With the board's backing, Councilman Bill Kozak named three women to serve on a special committee to write a new zoning ordinance.
Kozak has said in the past that the board should approve all development in the town but has opposed townwide zoning. Last month, he said that there was little interest in establishing zoning and pointed out that no applicants had come forward to serve on a zoning committee. He then voted with three other board members to shelve the idea.
But Kozak said Monday that he believes there are businesses and activities that could be detrimental to the community and that he was able to find three people willing to draw up a townwide ordinance based on current town laws and past zoning proposals.
He named Pat Benz, one of two residents who last October spearheaded a petition drive that netted 242 signatures opposing zoning; his wife, Elana Kozak; and Bridget Holmes, a farmer whose mother is the town clerk.
He said the town could be regulated as a single zone instead of several and assured Councilman Carl W. Fridman that the 1997 draft ordinance, viewed by most of the Council as too restrictive, would be rewritten by the committee.
Resident Mark Rose, who began lobbying last summer for new land-use regulations to protect the town's property owners or for reconsideration of the 1997 draft, thanked the board for resurrecting the topic.
The committee's first work session was scheduled for 7 p.m.
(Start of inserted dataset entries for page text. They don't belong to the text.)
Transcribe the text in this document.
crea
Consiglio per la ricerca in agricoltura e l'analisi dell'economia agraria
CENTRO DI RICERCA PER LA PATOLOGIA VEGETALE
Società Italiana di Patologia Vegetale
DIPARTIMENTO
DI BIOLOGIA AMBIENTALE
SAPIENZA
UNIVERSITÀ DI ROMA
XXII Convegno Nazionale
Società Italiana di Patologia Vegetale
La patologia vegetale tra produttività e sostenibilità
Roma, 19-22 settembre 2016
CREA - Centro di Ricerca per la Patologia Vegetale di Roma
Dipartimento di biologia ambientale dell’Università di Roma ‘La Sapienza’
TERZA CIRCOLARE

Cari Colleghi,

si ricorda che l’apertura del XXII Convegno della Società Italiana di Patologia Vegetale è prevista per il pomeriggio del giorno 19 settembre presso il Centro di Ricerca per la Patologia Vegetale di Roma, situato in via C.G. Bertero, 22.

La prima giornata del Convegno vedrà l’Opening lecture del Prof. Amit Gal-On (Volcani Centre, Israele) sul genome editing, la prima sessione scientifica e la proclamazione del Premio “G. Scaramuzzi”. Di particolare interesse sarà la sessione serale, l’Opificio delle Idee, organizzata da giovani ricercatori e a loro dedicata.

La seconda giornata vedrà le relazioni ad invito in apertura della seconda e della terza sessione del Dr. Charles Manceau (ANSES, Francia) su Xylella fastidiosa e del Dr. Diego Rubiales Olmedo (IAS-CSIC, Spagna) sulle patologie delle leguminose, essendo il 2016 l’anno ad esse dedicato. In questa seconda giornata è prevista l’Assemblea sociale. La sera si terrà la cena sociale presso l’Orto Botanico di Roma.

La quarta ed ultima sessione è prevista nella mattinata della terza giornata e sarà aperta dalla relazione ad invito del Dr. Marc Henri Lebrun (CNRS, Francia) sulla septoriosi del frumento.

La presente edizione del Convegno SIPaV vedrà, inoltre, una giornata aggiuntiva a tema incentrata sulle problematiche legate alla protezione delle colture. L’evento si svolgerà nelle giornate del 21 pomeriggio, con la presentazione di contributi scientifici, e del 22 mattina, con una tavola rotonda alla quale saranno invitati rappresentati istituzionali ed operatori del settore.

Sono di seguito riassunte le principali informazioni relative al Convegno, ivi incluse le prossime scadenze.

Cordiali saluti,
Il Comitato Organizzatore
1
May 2.
In another matter, the board voted to increase the senior citizens income exemption at the request of Town Clerk Sue Holmes, who said the $17,500 level prevents five or six low-income elderly residents from receiving a 50 percent reduction in property tax assessment.
Under the new arrangement, residents who are older than 65 and whose primary residence is in Farmersville can receive the 50 percent reduction in assessment if their annual income is $24,000 or less.